Solution: Add hadoop fs-mkdir to the script to create a directory as follows:

#! /bin/bash #create table hive -f create-table.hql echo"create table done"

#current hour
sudo ./gen_demo_data.sh
cur_date=`date +%Y%m%d%H`
dt=${cur_date:0:8}
hour=${cur_date:8:2}
partition_date="dt='$dt',hour='$hour'"sed s/PARTITION_DATE/$partition_date/ ./insert-data.hql.template > insert-data.hql hive -f insert-data.hql src_done_path=/griffin/data/batch/demo_src/dt=${dt}/hour=${hour}/_DONE tgt_done_path=/griffin/data/batch/demo_tgt/dt=${dt}/hour=${hour}/_DONE hadoop fs -mkdir -p /griffin/data/batch/demo_src/dt=${dt}/hour=${hour} hadoop fs -mkdir -p /griffin/data/batch/demo_tgt/dt=${dt}/hour=${hour} hadoop fs -touchz ${src_done_path} hadoop fs -touchz ${tgt_done_path}  echo"insert data [$partition_date] done"

#last hour
sudo ./gen_demo_data.sh
cur_date=`date -d '1 hour ago' +%Y%m%d%H`
dt=${cur_date:0:8}
hour=${cur_date:8:2}
partition_date="dt='$dt',hour='$hour'"sed s/PARTITION_DATE/$partition_date/ ./insert-data.hql.template > insert-data.hql hive -f insert-data.hql src_done_path=/griffin/data/batch/demo_src/dt=${dt}/hour=${hour}/_DONE tgt_done_path=/griffin/data/batch/demo_tgt/dt=${dt}/hour=${hour}/_DONE hadoop fs -mkdir -p /griffin/data/batch/demo_src/dt=${dt}/hour=${hour} hadoop fs -mkdir -p /griffin/data/batch/demo_tgt/dt=${dt}/hour=${hour} hadoop fs -touchz ${src_done_path} hadoop fs -touchz ${tgt_done_path}  echo"insert data [$partition_date] done"

#next hours
set +e
while true
do
  sudo ./gen_demo_data.sh
  cur_date=`date +%Y%m%d%H`
  next_date=`date -d "+1hour" '+%Y%m%d%H'`
  dt=${next_date:0:8}
  hour=${next_date:8:2}
  partition_date="dt='$dt',hour='$hour'"sed s/PARTITION_DATE/$partition_date/ ./insert-data.hql.template > insert-data.hql hive -f insert-data.hql src_done_path=/griffin/data/batch/demo_src/dt=${dt}/hour=${hour}/_DONE tgt_done_path=/griffin/data/batch/demo_tgt/dt=${dt}/hour=${hour}/_DONE hadoop fs -mkdir -p /griffin/data/batch/demo_src/dt=${dt}/hour=${hour} hadoop fs -mkdir -p /griffin/data/batch/demo_tgt/dt=${dt}/hour=${hour} hadoop fs -touchz ${src_done_path} hadoop fs -touchz ${tgt_done_path}  echo"insert data [$partition_date] done"
  sleep 3600
done
set -e
Copy the code

2. There is no statistical result file in the /griffin/persist directory of the HDFS. Check the permission of the directory and set an appropriate permission.

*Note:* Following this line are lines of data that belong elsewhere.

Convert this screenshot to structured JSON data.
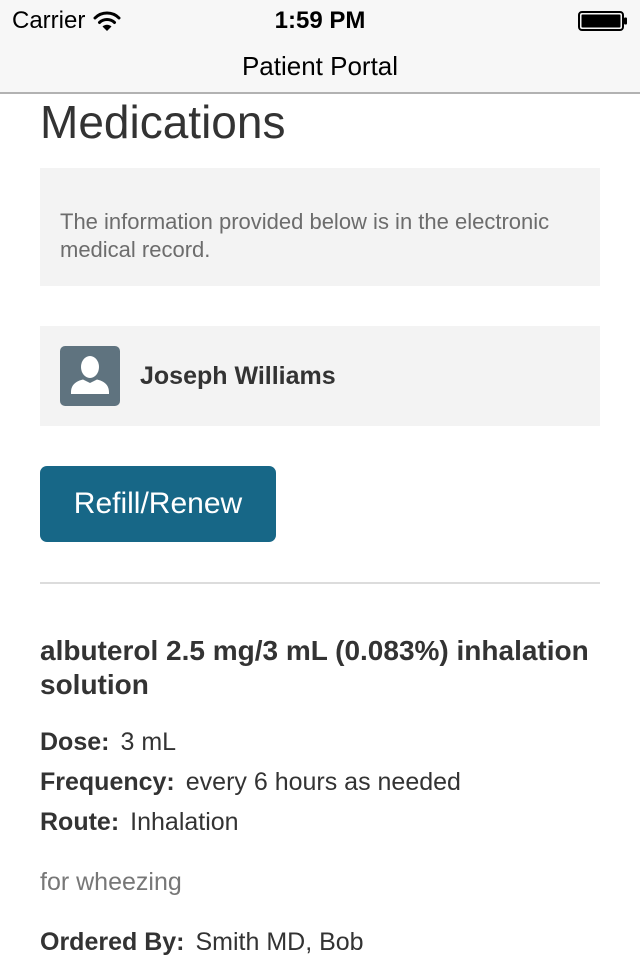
{
  "status_bar": {
    "carrier": "Carrier",
    "time": "1:59 PM",
    "icons": [
      "wifi-icon",
      "battery-icon"
    ]
  },
  "nav_bar": {
    "title": "Patient Portal"
  },
  "page": {
    "title": "Medications",
    "info_text": "The information provided below is in the electronic medical record."
  },
  "patient": {
    "name": "Joseph Williams",
    "avatar_icon": "person-icon",
    "avatar_color": "#5f737f"
  },
  "actions": {
    "refill_label": "Refill/Renew",
    "button_color": "#176787"
  },
  "medication": {
    "name": "albuterol 2.5 mg/3 mL (0.083%) inhalation solution",
    "dose_label": "Dose:",
    "dose_value": "3 mL",
    "frequency_label": "Frequency:",
    "frequency_value": "every 6 hours as needed",
    "route_label": "Route:",
    "route_value": "Inhalation",
    "note": "for wheezing",
    "ordered_by_label": "Ordered By:",
    "ordered_by_value": "Smith MD, Bob"
  }
}
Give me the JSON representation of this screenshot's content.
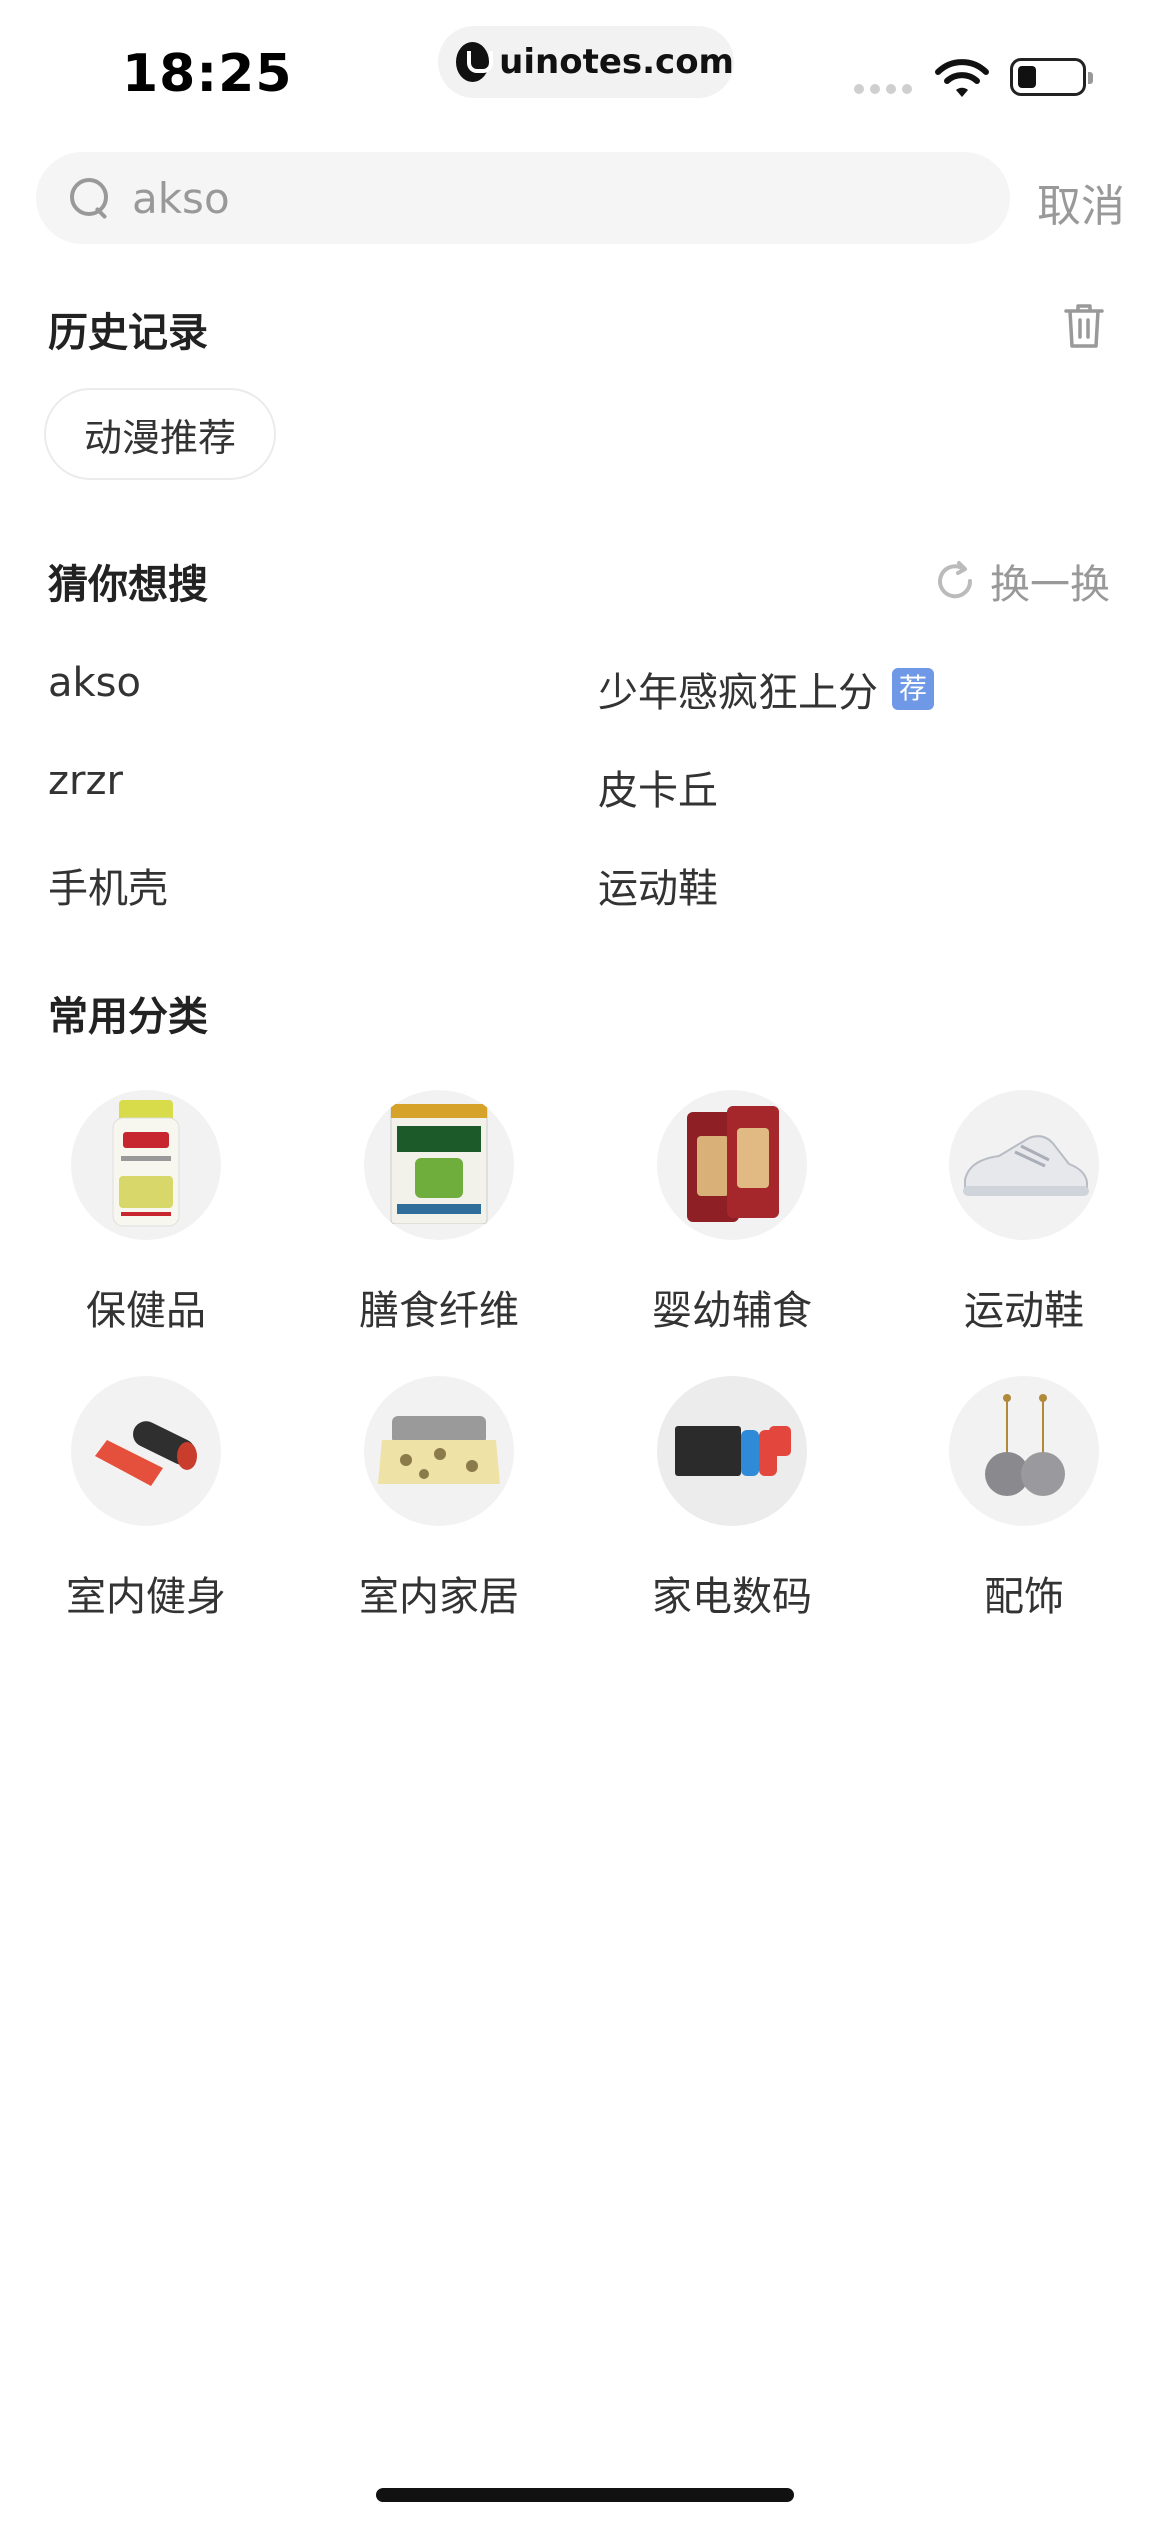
{
  "status_bar": {
    "time": "18:25",
    "url": "uinotes.com"
  },
  "search": {
    "value": "akso",
    "cancel_label": "取消"
  },
  "history": {
    "title": "历史记录",
    "items": [
      "动漫推荐"
    ]
  },
  "guess": {
    "title": "猜你想搜",
    "refresh_label": "换一换",
    "items": [
      {
        "label": "akso"
      },
      {
        "label": "少年感疯狂上分",
        "badge": "荐"
      },
      {
        "label": "zrzr"
      },
      {
        "label": "皮卡丘"
      },
      {
        "label": "手机壳"
      },
      {
        "label": "运动鞋"
      }
    ]
  },
  "categories": {
    "title": "常用分类",
    "items": [
      {
        "label": "保健品",
        "icon": "supplement-bottle-icon"
      },
      {
        "label": "膳食纤维",
        "icon": "fiber-box-icon"
      },
      {
        "label": "婴幼辅食",
        "icon": "baby-food-bags-icon"
      },
      {
        "label": "运动鞋",
        "icon": "sneaker-icon"
      },
      {
        "label": "室内健身",
        "icon": "yoga-mat-icon"
      },
      {
        "label": "室内家居",
        "icon": "bedding-icon"
      },
      {
        "label": "家电数码",
        "icon": "game-console-icon"
      },
      {
        "label": "配饰",
        "icon": "earrings-icon"
      }
    ]
  },
  "colors": {
    "accent_badge": "#6f99e6",
    "muted": "#999999",
    "chip_border": "#ebebeb"
  }
}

3, the metric data in ES is empty, there are two possibilities:

  • Service/SRC/main/resources/env/env_batch ES in json configuration information is not correct
  • The HOSTNAME of the ES server is not configured on the YARN server that performs the Spark task, and the connection is abnormal

4. After starting service-0.4.0.jar, the USER interface cannot be accessed, and no exception is found in the startup log. Check whether the MVN package command is executed. Replace the command with the MVN -dmaven.test. skip=true clean install command.